De Rijn stroomt bij Lobith ons land binnen. Maar dat (…) bij (…) ontspringt, dat hebben wij niet geleerd.
Wil je zingen, zing dan mee. Dat is het lied dat het gouvernement ons wilde laten zingen, maar ieder vogeltje zingt zoals het gebekt is:
♪ Wilhelmus van Nassau is van Indonesisch bloed. Sukarno zijn wij getrouw en zijn wij tot in den dood. ♪
Oeroeg gaat zijn eigen weg. De oude vrienden zien elkaar jaren niet meer. Tot de Vrijheidstrijd uitbarst. Ze komen tegenover elkaar te staan en blijken definitief uit elkaar gegroeid.
Oeroeg.
Johan.
Zijn wij nog vrienden?
Alleen als we elkaars gelijken zijn.
Zijn we dat nu niet?
Doorlopen!
Niet zo lang 12 Indonesiërs net zoveel waard zijn als jij.
Oeroeg verscheen in de Boekenweek van 1948, de strijd in Indonesië was toen nog in volle gang. Deze novelle maakte een heel groot publiek in één keer duidelijk dat de Indonesische bevolking eeuwen overheersing echt definitief van zich afschudde. De Nederlanders konden naar huis. Adriaan van Dis, zelf kind in een gerepatrieerd gezin, gaf er in Indische Duinen een schrijnend beeld van, herinnerende mensen die in de ban blijven van onvoltooid verleden.
Indonesië is het land waar ik het meest nooit geweest ben. Ik ken het als Indië, het land van mijn ouders en bruine halfzusjes. Hun verhalen kleuren mijn jeugd.

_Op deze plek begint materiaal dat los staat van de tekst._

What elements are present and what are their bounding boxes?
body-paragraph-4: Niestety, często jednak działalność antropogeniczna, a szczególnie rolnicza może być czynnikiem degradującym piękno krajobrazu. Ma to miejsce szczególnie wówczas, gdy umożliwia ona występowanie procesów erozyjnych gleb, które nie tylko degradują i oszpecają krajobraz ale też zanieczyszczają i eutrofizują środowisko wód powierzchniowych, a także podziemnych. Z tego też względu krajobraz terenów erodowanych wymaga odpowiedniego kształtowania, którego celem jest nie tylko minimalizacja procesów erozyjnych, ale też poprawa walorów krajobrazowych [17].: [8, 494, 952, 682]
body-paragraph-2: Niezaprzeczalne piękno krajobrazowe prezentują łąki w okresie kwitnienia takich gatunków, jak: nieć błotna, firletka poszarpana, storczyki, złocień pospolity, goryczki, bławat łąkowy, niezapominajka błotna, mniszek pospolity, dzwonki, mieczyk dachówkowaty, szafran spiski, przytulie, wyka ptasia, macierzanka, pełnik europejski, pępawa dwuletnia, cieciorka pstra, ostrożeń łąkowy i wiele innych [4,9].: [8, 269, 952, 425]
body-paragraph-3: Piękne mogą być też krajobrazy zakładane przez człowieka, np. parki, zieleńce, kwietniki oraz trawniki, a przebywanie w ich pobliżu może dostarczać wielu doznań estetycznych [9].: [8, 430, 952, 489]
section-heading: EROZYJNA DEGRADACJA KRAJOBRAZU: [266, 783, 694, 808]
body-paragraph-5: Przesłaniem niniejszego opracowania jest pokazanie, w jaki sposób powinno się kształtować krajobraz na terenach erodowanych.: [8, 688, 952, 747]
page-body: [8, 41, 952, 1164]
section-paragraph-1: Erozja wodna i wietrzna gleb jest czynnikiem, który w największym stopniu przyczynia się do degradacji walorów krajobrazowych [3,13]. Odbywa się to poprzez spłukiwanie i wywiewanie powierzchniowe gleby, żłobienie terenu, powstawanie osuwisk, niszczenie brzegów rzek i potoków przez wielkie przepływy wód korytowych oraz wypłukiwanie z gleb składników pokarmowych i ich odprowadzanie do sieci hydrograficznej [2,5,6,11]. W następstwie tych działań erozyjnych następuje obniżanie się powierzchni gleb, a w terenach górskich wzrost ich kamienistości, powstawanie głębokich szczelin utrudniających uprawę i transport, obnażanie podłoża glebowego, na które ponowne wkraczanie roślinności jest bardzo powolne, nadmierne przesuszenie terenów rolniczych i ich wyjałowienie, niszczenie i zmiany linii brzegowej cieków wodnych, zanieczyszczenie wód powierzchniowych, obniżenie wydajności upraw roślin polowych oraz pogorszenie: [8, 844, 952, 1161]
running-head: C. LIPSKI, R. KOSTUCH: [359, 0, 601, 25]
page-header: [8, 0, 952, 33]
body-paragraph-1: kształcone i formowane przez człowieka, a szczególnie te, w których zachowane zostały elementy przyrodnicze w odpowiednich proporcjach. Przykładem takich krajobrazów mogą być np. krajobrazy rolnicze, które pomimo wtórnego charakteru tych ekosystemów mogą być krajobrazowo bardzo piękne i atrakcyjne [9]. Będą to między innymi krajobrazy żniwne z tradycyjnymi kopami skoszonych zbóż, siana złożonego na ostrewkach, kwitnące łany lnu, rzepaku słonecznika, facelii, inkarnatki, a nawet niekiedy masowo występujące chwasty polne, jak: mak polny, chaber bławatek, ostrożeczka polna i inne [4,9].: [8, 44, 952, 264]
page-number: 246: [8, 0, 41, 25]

Daar lagen de duinen, rijen dik. De wolken scheurden in het licht en het zand kleurde goudgeel. Niemand praatte. De meeuwen doken naar het land en de zon liet een schaduw over de duinen dansen. Een wajangspel in de kou. Echtparen keken elkaar aan en zochten elkaars hand. “Wat zijn dat?”, vroeg Saskia. “Duinen”, zei ‘r moeder, “Hollandse duinen”. En haar stem trilde. “Net cake”, zei Saskia. De omstanders lachten en huilden tegelijk.